Non dobbiamo meravigliarci del fatto che il ruolo sociale in un gruppo di scimmie sia condizionato dalla estrazione sociale: il figlio di una mamma sottomessa è difficile che diventi un leader, mentre il figlio di una mamma dominante ha più probabilità che lo diventi. Chi ha studiato la vita sociale nelle scimmie (soprattutto macachi, babbuini e scimpanzé) lo sa molto bene. In un certo senso, purtroppo, anche nell’uomo questa è la regola, anche se è difficile ammetterlo. È molto poco probabile che un individuo che nasce e cresce in una famiglia disagiata e povera possa poi emergere e distinguersi nella società.
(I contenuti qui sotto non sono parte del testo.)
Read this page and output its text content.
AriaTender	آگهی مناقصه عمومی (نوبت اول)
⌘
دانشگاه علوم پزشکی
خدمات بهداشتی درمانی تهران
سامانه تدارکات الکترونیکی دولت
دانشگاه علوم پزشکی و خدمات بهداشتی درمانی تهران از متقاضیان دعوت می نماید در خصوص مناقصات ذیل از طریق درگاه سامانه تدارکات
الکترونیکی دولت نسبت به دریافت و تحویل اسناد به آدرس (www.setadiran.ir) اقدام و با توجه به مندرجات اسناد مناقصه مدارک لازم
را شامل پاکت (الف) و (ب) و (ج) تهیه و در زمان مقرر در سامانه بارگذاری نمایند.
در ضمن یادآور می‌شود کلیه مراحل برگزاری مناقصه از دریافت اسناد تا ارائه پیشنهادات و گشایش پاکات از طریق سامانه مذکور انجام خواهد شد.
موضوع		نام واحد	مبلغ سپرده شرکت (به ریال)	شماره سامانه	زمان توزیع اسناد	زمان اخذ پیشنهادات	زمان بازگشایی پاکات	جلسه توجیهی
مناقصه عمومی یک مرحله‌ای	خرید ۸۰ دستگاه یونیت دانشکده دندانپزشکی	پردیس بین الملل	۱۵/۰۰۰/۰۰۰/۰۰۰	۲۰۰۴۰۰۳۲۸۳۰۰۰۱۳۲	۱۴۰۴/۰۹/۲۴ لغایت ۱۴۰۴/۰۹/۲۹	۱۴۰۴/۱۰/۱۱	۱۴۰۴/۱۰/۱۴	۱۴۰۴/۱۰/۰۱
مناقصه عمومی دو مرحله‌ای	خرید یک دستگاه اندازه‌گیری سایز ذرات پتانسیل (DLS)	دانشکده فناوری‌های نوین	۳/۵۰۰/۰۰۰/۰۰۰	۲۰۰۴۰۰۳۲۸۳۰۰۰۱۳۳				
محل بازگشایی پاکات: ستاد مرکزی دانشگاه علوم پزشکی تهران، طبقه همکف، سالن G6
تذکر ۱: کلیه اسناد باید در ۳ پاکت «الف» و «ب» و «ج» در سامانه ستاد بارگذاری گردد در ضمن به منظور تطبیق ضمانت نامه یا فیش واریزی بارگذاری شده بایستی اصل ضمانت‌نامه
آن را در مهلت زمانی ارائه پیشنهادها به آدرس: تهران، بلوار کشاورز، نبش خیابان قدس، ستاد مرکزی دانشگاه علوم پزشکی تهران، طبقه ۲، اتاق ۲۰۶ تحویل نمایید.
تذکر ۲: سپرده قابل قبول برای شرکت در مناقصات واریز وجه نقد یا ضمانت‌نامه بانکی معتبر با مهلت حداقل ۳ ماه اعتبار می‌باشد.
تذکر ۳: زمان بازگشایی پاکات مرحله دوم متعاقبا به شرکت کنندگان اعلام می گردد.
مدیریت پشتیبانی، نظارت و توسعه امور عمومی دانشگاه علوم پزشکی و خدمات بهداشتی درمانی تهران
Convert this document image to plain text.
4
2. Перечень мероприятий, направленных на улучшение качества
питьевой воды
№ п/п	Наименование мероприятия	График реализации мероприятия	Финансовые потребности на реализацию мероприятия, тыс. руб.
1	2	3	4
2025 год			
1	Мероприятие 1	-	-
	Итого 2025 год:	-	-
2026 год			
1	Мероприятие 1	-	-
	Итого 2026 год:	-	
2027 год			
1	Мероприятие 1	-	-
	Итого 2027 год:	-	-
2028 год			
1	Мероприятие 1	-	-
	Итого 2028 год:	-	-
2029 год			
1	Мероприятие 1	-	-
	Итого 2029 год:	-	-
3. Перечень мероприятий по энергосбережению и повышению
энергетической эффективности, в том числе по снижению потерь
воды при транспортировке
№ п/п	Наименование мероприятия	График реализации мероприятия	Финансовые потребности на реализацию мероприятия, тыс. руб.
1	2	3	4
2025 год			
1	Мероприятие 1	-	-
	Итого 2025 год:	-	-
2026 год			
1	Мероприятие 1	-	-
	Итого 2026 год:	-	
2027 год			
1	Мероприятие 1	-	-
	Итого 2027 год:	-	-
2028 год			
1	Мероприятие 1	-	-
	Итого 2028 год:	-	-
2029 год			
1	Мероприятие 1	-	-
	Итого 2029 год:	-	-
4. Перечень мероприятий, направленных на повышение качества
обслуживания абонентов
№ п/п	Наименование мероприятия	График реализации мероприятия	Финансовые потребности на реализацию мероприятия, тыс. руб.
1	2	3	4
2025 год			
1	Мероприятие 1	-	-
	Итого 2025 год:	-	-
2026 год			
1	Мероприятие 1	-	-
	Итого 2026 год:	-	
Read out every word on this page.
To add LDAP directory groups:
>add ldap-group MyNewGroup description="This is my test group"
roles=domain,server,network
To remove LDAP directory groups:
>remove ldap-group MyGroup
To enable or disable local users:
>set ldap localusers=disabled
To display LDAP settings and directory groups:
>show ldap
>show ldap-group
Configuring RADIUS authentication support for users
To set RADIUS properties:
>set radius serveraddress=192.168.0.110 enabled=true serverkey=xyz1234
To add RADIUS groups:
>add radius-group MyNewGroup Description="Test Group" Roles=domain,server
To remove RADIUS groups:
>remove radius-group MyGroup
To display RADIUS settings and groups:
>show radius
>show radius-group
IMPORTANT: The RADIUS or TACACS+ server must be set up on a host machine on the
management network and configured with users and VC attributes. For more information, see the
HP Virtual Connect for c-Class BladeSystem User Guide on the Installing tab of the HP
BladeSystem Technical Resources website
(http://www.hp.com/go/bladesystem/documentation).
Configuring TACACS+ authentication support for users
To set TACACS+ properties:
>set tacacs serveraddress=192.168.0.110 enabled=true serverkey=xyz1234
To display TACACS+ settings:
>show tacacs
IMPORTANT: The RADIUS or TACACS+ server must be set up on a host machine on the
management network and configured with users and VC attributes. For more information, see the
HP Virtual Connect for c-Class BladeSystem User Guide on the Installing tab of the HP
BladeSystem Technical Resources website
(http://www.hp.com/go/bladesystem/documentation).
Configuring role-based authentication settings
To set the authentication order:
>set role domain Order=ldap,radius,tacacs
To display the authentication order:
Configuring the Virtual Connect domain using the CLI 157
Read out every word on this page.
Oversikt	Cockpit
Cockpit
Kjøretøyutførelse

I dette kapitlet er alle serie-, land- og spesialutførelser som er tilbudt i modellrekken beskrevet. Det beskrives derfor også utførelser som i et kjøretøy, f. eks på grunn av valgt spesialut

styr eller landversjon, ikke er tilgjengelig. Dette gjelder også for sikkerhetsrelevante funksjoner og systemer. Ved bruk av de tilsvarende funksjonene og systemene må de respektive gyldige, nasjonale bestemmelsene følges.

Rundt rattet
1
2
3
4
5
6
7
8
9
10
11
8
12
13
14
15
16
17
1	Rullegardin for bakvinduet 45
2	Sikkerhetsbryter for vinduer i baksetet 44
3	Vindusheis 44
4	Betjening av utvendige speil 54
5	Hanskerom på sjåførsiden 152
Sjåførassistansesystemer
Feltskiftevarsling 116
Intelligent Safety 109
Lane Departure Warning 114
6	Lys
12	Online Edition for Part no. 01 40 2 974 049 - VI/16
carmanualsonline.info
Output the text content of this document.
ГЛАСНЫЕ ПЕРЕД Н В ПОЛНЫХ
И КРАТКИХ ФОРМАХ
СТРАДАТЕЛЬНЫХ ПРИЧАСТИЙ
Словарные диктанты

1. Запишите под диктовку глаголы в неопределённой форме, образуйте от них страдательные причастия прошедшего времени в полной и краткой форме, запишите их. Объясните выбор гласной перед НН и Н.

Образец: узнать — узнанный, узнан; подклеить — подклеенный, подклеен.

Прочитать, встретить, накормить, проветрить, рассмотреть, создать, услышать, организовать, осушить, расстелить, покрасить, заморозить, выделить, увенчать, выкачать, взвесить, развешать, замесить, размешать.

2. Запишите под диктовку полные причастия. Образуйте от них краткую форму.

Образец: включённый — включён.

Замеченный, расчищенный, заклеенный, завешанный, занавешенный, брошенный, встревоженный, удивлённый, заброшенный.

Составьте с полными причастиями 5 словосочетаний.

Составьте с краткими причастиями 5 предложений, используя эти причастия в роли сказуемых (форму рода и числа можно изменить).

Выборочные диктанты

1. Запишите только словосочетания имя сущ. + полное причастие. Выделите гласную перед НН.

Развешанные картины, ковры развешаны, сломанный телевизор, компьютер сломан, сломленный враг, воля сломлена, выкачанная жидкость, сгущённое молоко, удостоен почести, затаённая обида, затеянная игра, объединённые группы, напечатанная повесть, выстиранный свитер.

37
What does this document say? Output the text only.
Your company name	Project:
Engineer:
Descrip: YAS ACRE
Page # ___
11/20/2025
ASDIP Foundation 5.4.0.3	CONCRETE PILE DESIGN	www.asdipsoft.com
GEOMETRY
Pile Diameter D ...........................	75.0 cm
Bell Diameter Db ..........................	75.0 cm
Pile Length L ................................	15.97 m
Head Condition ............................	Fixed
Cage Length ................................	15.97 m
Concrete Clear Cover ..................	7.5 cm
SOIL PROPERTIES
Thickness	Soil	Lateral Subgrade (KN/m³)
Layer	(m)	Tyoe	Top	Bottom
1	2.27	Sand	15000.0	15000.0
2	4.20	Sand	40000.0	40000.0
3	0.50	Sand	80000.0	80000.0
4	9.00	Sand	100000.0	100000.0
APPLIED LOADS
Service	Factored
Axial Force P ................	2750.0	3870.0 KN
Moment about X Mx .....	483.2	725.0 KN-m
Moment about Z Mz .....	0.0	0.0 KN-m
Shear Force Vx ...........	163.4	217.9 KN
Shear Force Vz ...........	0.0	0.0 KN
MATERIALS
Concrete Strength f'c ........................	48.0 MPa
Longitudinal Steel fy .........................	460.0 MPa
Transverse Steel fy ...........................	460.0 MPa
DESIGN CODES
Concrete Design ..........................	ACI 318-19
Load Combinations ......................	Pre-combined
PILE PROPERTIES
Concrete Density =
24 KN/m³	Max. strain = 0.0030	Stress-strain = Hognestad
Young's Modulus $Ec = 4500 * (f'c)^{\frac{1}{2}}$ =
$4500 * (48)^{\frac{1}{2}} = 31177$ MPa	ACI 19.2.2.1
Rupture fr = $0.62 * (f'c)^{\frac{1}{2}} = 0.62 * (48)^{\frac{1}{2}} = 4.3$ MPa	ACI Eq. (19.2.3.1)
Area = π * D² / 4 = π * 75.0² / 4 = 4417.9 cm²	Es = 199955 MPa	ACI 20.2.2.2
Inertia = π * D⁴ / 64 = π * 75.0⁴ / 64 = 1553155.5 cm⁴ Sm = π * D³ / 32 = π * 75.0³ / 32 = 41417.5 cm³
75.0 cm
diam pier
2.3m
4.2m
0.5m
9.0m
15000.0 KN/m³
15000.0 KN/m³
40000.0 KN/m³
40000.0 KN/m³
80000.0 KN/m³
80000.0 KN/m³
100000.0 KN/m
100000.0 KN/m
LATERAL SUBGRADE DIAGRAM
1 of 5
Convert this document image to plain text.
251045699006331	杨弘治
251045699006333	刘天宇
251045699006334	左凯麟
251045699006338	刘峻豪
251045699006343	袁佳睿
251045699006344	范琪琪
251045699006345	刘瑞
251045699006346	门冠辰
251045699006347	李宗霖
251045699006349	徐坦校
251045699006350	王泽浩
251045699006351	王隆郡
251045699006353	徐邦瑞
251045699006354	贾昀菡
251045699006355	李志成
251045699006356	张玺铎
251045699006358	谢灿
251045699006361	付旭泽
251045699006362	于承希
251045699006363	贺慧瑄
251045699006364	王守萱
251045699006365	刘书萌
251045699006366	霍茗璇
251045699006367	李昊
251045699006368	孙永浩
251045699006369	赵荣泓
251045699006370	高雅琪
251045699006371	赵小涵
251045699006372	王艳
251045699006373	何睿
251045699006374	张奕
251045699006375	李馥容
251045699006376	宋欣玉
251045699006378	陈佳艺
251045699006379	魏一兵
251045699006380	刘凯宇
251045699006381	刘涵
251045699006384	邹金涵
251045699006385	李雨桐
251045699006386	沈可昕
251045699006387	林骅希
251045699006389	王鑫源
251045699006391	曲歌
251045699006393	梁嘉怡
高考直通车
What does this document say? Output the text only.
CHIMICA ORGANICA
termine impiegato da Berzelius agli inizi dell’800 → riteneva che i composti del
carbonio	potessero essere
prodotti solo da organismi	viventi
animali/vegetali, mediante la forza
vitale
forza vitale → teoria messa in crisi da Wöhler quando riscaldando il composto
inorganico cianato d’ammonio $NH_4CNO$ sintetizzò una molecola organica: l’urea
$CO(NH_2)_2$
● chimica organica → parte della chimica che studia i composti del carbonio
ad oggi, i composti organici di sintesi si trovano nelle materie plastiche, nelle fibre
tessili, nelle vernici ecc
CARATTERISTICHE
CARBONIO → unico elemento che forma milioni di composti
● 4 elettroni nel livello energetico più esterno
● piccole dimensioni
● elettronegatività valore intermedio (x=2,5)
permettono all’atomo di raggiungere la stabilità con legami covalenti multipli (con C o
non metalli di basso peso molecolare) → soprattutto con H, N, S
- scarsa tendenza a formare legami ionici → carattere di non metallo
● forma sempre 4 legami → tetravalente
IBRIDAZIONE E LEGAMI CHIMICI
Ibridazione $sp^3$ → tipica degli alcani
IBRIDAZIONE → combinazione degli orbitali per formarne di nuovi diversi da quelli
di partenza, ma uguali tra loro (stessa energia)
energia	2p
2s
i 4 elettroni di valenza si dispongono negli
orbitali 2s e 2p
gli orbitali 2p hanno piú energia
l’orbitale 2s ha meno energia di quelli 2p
Qualche volta capita, ma non è la norma. Ovviamente, ci sono degli individui che reagiscono e si ribellano a queste “assegnazioni” precostituite dei ruoli nella società, ma questi casi sono sempre molto rari e associati a tutti i rischi che questo comporta, perché la lotta per l’emancipazione spesso è impari. In tutte le società, di qualsiasi tipo, questi individui alla ricerca della loro libertà sono stati sempre considerati dei ribelli pericolosi. In una vera democrazia, questo non dovrebbe succedere, ma purtroppo è quello che capita.

In conclusione, sono proprio vere le parole di Jean-Jacques Rousseau che più di 250 anni fa scrisse:

Tutto è buono quando esce dalle mani del Creatore, tutto degenera nelle mani dell’uomo.

Note

1 Tartabini, A. 2015. AQS/SBQS: Re-adapted Q-sort procedure to study infant differences in rhesus monkeys attachment behaviour. Journal of Psychology and Behavioral Science, 3(2): 87-113.
2 Tartabini, A. 2015. Rejecting behaviour and separation initiatives as aspects of the mother-infant independence dynamics in rhesus monkey. Universal Journal of Psychology, 3(5): 142-146.
3 Tartabini, A. 2020. Conflict theory. Wall Street International Magazine, 3 Ottobre.